4.1.3 Video Signal Representation

26.1183GPPRelease 17TSVirtual Reality (VR) profiles for streaming applications

Commonly used video encoders cannot directly encode spherical videos, but only 2D textures. However, there is a significant benefit to reuse conventional 2D video encoders. Based on this, Figure 4.1-4 provides the basic video signal representation in the context of omnidirectional video in the context of the present document. By pre-processing, the spherical video is mapped to a 2D texture. The 2D texture is encoded with a regular 2D video encoder and the VR rendering metadata (i.e. the data describing the mapping from the spherical coordinate to the 2D texture) is encoded and provided along with the video bitstream, such that at the receiving end the inverse process can be applied to reconstruct the spherical video.

Figure 4.1-4: Video Signal Representation

Mapping of a spherical picture to a 2D texture signal is illustrated in Figure 4.1-5. The most commonly used mapping from spherical to 2D is the equirectangular projection (ERP) mapping. The mapping is bijective, i.e. it may be expressed in both directions.

Figure 4.1-5: Examples of Spherical to 2D mappings

Following the definitions in clause 4.1.2, the mapping of the colour samples of 2D texture images onto a spherical coordinate space in angular coordinates (ϕ,θ) for use in omnidirectional video applications for which the viewing perspective is from the origin looking outward toward the inside of the sphere. The spherical coordinates are defined so that ϕ is the azimuth and θ is the elevation.

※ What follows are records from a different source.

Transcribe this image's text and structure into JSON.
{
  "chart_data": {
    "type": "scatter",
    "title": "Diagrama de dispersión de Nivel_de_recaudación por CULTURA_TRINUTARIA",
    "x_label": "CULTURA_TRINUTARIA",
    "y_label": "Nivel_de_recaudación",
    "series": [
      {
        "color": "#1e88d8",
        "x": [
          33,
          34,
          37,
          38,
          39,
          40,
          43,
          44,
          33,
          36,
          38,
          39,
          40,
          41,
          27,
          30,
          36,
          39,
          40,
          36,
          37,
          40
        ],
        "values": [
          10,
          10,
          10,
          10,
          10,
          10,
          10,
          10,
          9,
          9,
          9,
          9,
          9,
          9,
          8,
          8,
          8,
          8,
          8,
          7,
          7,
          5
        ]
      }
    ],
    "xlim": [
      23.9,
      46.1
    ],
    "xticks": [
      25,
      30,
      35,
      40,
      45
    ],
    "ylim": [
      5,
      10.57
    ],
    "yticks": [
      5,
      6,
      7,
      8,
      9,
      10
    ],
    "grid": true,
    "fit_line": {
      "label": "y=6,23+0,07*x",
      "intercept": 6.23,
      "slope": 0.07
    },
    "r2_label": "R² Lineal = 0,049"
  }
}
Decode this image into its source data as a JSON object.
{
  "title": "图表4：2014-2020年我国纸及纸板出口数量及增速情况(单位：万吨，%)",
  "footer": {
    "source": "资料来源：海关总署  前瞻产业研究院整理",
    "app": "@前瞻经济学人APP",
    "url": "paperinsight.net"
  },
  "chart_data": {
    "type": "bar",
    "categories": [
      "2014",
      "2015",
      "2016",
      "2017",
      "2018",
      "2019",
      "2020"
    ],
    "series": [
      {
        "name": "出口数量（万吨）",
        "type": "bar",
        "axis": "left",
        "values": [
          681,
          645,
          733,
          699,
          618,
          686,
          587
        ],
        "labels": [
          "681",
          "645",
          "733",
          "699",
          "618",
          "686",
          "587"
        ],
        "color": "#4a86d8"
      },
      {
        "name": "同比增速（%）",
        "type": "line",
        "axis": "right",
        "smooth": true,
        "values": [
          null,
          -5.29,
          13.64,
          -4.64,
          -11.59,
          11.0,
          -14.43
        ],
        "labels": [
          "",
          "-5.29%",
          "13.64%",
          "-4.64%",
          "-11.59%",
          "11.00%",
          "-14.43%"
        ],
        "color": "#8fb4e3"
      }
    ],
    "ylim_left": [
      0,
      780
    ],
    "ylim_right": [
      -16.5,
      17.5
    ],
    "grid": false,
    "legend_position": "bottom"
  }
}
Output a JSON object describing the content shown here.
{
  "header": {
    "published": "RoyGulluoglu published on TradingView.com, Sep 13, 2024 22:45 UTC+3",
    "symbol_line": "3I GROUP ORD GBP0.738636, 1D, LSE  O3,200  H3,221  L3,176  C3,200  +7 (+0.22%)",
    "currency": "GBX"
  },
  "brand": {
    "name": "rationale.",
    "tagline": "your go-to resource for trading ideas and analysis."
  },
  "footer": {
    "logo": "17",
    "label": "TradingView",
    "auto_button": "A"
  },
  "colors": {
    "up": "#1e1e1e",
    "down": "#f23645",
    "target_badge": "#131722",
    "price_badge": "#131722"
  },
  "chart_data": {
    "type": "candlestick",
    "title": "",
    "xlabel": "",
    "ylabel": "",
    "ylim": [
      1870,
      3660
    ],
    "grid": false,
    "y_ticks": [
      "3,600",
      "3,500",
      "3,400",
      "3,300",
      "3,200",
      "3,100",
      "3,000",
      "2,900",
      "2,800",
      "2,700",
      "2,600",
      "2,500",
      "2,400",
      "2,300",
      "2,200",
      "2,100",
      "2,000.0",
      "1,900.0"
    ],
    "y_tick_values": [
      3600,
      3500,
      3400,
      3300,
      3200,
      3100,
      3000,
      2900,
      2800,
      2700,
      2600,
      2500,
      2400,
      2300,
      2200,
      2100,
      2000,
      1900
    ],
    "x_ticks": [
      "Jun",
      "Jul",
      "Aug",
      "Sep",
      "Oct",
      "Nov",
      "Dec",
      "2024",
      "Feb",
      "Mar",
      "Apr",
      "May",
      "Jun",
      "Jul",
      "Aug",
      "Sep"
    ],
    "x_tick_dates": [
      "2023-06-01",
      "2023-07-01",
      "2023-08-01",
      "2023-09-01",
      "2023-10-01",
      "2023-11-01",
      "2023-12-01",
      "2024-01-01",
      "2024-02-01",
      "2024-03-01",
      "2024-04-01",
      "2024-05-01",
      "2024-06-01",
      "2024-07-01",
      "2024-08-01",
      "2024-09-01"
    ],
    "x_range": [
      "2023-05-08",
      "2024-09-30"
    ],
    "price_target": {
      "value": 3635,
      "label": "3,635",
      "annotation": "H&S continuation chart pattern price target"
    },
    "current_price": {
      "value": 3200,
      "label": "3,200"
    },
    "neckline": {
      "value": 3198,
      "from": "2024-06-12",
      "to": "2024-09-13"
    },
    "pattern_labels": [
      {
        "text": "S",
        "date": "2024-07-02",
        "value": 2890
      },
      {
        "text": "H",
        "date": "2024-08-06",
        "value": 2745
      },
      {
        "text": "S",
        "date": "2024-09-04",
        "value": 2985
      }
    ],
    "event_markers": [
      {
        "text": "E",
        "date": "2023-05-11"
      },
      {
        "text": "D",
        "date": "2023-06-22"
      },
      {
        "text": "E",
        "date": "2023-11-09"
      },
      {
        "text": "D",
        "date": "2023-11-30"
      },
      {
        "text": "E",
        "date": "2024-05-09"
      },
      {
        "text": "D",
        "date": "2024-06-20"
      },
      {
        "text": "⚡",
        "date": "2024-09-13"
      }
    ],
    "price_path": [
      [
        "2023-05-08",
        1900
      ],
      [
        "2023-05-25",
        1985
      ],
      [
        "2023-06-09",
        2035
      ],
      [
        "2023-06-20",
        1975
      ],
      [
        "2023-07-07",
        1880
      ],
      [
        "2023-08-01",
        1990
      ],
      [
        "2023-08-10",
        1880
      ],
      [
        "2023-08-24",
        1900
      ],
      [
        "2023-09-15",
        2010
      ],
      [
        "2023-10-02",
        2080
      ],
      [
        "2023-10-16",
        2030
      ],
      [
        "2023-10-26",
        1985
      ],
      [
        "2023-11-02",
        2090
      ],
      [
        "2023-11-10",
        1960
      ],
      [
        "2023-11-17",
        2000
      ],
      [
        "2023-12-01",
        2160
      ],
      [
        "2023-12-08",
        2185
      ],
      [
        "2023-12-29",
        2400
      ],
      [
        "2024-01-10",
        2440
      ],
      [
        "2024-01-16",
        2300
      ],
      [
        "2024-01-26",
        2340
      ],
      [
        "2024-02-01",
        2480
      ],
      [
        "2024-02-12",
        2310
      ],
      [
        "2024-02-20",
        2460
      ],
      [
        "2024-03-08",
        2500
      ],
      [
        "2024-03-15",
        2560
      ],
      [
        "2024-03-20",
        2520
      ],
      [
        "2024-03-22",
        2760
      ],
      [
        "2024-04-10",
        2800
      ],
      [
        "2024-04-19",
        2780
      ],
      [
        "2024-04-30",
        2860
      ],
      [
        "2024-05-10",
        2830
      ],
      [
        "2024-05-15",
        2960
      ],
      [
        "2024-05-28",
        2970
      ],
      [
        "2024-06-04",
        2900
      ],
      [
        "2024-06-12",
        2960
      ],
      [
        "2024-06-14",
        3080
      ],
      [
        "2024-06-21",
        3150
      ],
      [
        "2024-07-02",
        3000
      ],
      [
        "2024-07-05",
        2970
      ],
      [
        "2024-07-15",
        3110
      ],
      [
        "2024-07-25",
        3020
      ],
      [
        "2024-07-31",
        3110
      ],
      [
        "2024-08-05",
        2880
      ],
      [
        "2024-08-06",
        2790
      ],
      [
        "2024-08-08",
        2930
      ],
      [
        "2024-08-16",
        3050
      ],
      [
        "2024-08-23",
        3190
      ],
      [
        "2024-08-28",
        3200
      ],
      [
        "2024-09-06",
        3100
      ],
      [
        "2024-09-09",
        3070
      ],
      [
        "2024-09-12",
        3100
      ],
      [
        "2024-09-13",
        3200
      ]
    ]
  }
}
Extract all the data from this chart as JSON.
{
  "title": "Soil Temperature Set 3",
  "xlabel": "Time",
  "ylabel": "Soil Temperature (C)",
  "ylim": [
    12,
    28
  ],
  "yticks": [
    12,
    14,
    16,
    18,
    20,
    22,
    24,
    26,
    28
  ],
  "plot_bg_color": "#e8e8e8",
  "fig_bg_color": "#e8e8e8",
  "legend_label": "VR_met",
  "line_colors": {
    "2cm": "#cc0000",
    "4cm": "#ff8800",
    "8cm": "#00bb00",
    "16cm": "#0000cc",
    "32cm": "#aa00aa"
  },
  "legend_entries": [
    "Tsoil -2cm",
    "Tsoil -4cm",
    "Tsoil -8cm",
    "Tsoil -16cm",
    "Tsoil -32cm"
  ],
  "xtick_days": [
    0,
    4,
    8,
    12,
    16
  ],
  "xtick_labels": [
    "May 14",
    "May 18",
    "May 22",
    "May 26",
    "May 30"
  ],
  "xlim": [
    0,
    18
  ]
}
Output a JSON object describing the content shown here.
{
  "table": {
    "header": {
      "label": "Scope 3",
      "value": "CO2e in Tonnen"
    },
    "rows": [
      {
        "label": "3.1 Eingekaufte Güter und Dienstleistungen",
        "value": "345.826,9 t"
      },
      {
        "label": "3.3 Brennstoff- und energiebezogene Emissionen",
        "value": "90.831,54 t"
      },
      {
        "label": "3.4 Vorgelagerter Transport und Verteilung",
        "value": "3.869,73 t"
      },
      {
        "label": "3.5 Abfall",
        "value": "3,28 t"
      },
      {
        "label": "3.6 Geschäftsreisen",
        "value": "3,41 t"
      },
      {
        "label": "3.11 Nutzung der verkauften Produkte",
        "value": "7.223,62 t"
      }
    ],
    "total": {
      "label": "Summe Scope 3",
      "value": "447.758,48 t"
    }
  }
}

Assume a 2D texture with pictureWidth and pictureHeight, being the width and height, respectively, of a monoscopic projected luma picture, in luma samples and the center point of a sample location (i,j) along the horizontal and vertical axes, respectively, then for the equirectangular projection the sphere coordinates (φ,θ) for the luma sample location, in degrees, are given by the following equations:

φ = ( 0.5 − i ÷ pictureWidth ) * 360
θ = ( 0.5 − j ÷ pictureHeight ) * 180

Whereas ERP is commonly used for production formats, other mappings may be applied, especially for distribution. The present document also introduces cubemap projection (CMP) for distribution in clause 5. In addition to regular projection, other pre-processing may be applied to the spherical video when mapped into 2D textures. Examples include region-wise packing, stereo frame packing or rotation. The present document defines different pre- and post-processing schemes in the context of video rendering schemes.